The Lord of hosts had commanded king Saul to execute His judgment against the Amalekites by utterly destroying them (1 Sam. 15:2-3). Instead, Saul and the people spared their king and the choice animals, being “unwilling to utterly destroy them” (1 Sam. 15:9). When confronted by Samuel about this clear violation of God’s word, Saul was confident he had “performed the commandment of the Lord,” making an excuse the people spared the animals for a sacrifice to the Lord (1 Sam. 15:13-15). But Saul was wrong. God’s prophet spoke of God’s displeasure and condemnation of this disobedience. Saul had led the people in stubborn rebellion. Because he had rejected the word of the Lord, God rejected him as king of Israel (1 Sam. 15:22-23). There is an obvious lesson for us; The end does not justify the means. Like Saul, we have no right to change the command of God and rationalize our alteration with a “good deed” we put in its place. Living by faith is about trusting God’s commands are correct and following them with devoted allegiance. “The statutes of the Lord are right, rejoicing the heart” (Ps. 19:8). To obey God is better than offering sacrifices He has not commanded.
23 Moreover, as for me, far be it from me that I should sin against the Lord in ceasing to pray for you; but I will teach you the good and the right way. 24 Only fear the Lord, and serve Him in truth with all your heart; for consider what great things He has done for you. 25 But if you still do wickedly, you shall be swept away, both you and your king. (1 Samuel 12:23–25, NKJV)

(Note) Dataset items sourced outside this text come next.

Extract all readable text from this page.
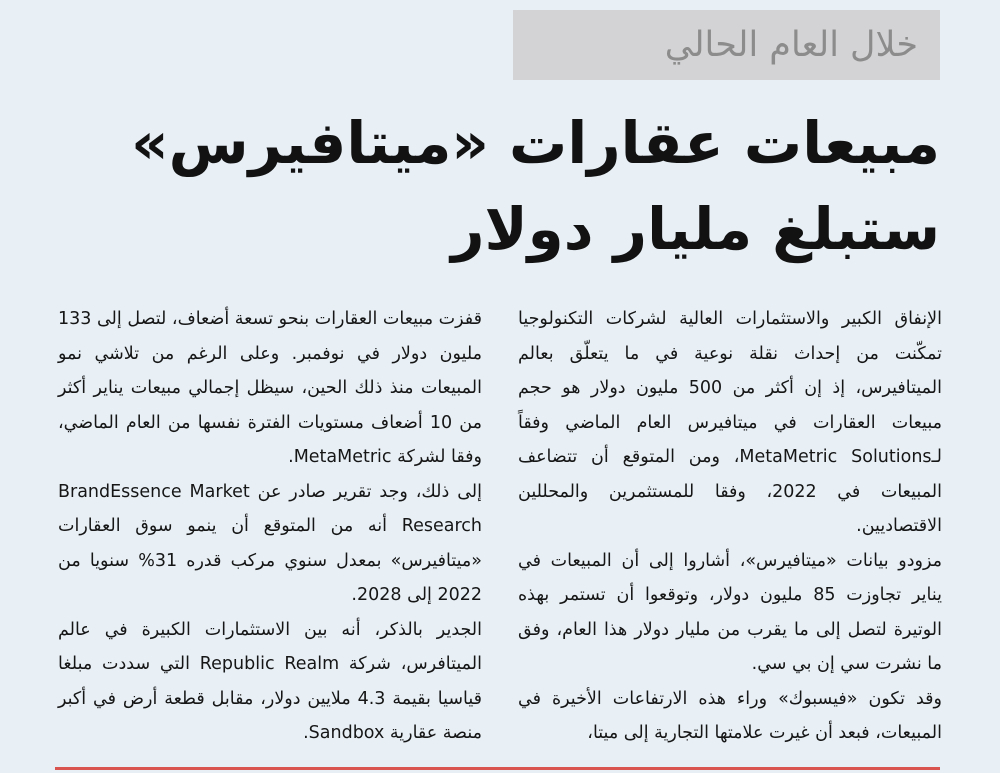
خلال العام الحالي
مبيعات عقارات «ميتافيرس»
ستبلغ مليار دولار

الإنفاق الكبير والاستثمارات العالية لشركات التكنولوجيا تمكّنت من إحداث نقلة نوعية في ما يتعلّق بعالم الميتافيرس، إذ إن أكثر من 500 مليون دولار هو حجم مبيعات العقارات في ميتافيرس العام الماضي وفقاً لـMetaMetric Solutions، ومن المتوقع أن تتضاعف المبيعات في 2022، وفقا للمستثمرين والمحللين الاقتصاديين.

مزودو بيانات «ميتافيرس»، أشاروا إلى أن المبيعات في يناير تجاوزت 85 مليون دولار، وتوقعوا أن تستمر بهذه الوتيرة لتصل إلى ما يقرب من مليار دولار هذا العام، وفق ما نشرت سي إن بي سي.

وقد تكون «فيسبوك» وراء هذه الارتفاعات الأخيرة في المبيعات، فبعد أن غيرت علامتها التجارية إلى ميتا،

قفزت مبيعات العقارات بنحو تسعة أضعاف، لتصل إلى 133 مليون دولار في نوفمبر. وعلى الرغم من تلاشي نمو المبيعات منذ ذلك الحين، سيظل إجمالي مبيعات يناير أكثر من 10 أضعاف مستويات الفترة نفسها من العام الماضي، وفقا لشركة MetaMetric.

إلى ذلك، وجد تقرير صادر عن BrandEssence Market Research أنه من المتوقع أن ينمو سوق العقارات «ميتافيرس» بمعدل سنوي مركب قدره 31% سنويا من 2022 إلى 2028.

الجدير بالذكر، أنه بين الاستثمارات الكبيرة في عالم الميتافرس، شركة Republic Realm التي سددت مبلغا قياسيا بقيمة 4.3 ملايين دولار، مقابل قطعة أرض في أكبر منصة عقارية Sandbox.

Israel had demanded a king to be like the nations around her. With stern warnings against their hard hearts and disobedience to God’s law, Samuel anointed Saul to be king of Israel at God’s direction. The prophet would continue to do his work even though many were abandoning God and His law. In verse 23 Samuel reminds us we cannot allow the sins of others to lead us into sin and its carelessness toward our spiritual duty. Like Samuel, we must continue to pray and teach God’s will. As hearers of God’s word, we must fear Him and serve Him in truth with hearts given fully to Him (verse 24). The great things God has done for us compels our earnest, faithful service. Samuel’s warning in verse 25 remains relevant today. If we disobey God and persist in wickedness we will be punished. Israel was punished for her sins. When God’s people do wickedly and refuse to repent, punishment from God is just and sure (Romans 2:1-11; 2 Corinthians 5:10).
Now the Lord came and stood and called as at other times, “Samuel! Samuel!” And Samuel answered, “Speak, for Your servant hears.” (1 Samuel 3:10)
God no longer speaks to us directly like He did to the boy Samuel. But rest assured, God has spoken to us “by His Son” (Heb. 1:1-2). Young Samuel sets an example of readiness before God, both to listen to what He said and to be His servant. To be a servant of God you must listen to God’s word. You will need a humble, willing heart to listen to God’s word with an ear to obey Him. To be a servant of God means not only hearing what His word says, but also doing what He says. Jesus rebuked people who called His “Lord, Lord” while refusing to do the things He said (Lk. 6:46). Let us follow Samuel’s example and listen to God’s word by reading the Scriptures. And then, like Samuel, be God’s servant by doing what His word says (Matt. 7:21).